A Portela deu ao samba uma figura definitiva e dificilmente superável: Natalino José do Nascimento, o Natal. Um dos fundadores da escola e batalhador incansável até o dia em que faleceu, 8 de abril de 1975, ele foi um líder inconteste.

Paulista de nascimento, tendo nascido na cidade de Queluz, em 1905, Natal antes de conhecer o Rio conheceu Madureira. E lá foi sua fortaleza e cenário para a sua vida que conheceu os extremos da pobreza e tranquilidade do dinheiro farto. Ele mesmo declarou certa vez: “Meu dinheiro ia uma parte para minha família, outra para a escola e o resto eu distribuía para quem precisasse.”
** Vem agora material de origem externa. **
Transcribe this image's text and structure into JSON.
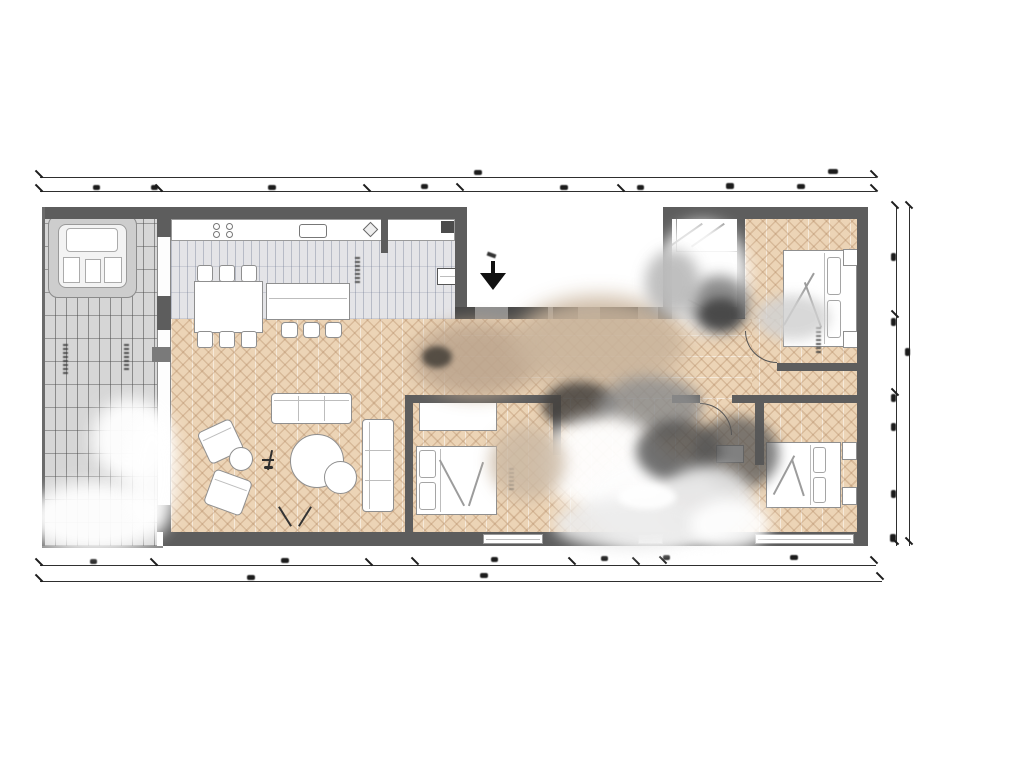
{
  "document": {
    "type": "architectural-floor-plan",
    "background": "#ffffff",
    "visible_text": [],
    "dimension_labels_legible": false
  },
  "palette": {
    "wall": "#5d5d5d",
    "wall_light": "#8f8f8f",
    "wood_floor": "#ecd4b6",
    "wood_stroke": "#a87c56",
    "kitchen_tile": "#e4e4e7",
    "terrace_tile": "#d6d6d6",
    "furniture_fill": "#ffffff",
    "furniture_stroke": "#8f8f8f",
    "dimension_ink": "#1d1d1d",
    "smudge_dark": "#4a4a4a",
    "smudge_tan": "#c9b49c"
  },
  "rooms": [
    {
      "id": "terrace",
      "floor": "gray-tile-grid",
      "furniture": [
        "hot-tub"
      ],
      "labels": [
        "illegible-vertical-label",
        "illegible-vertical-label"
      ]
    },
    {
      "id": "kitchen-dining",
      "floor": "gray-tile",
      "furniture": [
        "kitchen-counter",
        "cooktop-4-burners",
        "sink",
        "dining-table",
        "dining-chairs-x6",
        "kitchen-island",
        "bar-stools-x3",
        "radiator",
        "wall-cabinet"
      ]
    },
    {
      "id": "living-room",
      "floor": "herringbone-wood",
      "furniture": [
        "sofa-3-seat",
        "chaise-sofa",
        "armchair",
        "armchair",
        "side-table-round",
        "floor-lamp",
        "coffee-table-round-large",
        "coffee-table-round-small"
      ],
      "annotations": [
        "window-v-mark"
      ]
    },
    {
      "id": "entrance-courtyard",
      "floor": "exterior-white",
      "annotations": [
        "entrance-arrow-down"
      ]
    },
    {
      "id": "bathroom",
      "floor": "white",
      "furniture": [
        "shower"
      ],
      "condition": "heavily-smudged"
    },
    {
      "id": "bedroom-top-right",
      "floor": "herringbone-wood",
      "furniture": [
        "double-bed",
        "nightstand",
        "nightstand"
      ],
      "labels": [
        "illegible-vertical-label"
      ]
    },
    {
      "id": "bedroom-middle",
      "floor": "herringbone-wood",
      "furniture": [
        "wardrobe",
        "double-bed"
      ],
      "labels": [
        "illegible-vertical-label"
      ]
    },
    {
      "id": "bedroom-bottom-right",
      "floor": "herringbone-wood",
      "furniture": [
        "double-bed",
        "nightstand",
        "nightstand",
        "desk"
      ]
    },
    {
      "id": "hallway",
      "floor": "herringbone-wood-horizontal",
      "condition": "heavily-smudged"
    }
  ],
  "dimension_annotations": {
    "top": {
      "lines": 2,
      "tick_marks": true,
      "labels": "illegible-blurred"
    },
    "bottom": {
      "lines": 2,
      "tick_marks": true,
      "labels": "illegible-blurred"
    },
    "right": {
      "lines": 2,
      "tick_marks": true,
      "labels": "illegible-blurred"
    }
  }
}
Figura humana que impressionava no primeiro contato, Natal viu criar-se em torno dele um folclore vasto e rico. A sua vida, o seu entusiasmo, cevaram-se na paixão que ele porejava pela sua escola, a azul e branco, a da águia alva e altaneira. Carnavalesco convicto, sambista indomável, sem nunca ter composto um samba, tocado uma caixa de fósforos ou sambado num terreiro, poucos fizeram pelo samba o que ele fez.

Dava gosto vê-lo nos confortáveis chinelos, paletó de pijama, chapéu à cabeça, tendo o cumprimento dado pelo braço que lhe restava ser disputado por autoridades, políticos, madames de sociedade e componentes de outras escolas, no dia do desfile. Ele vinha à frente de sua gente, jamais houve melhor abre-alas, era um símbolo de força e de amor. De amor à sua escola, ao seu enredo, ao seu samba, ao nosso carnaval.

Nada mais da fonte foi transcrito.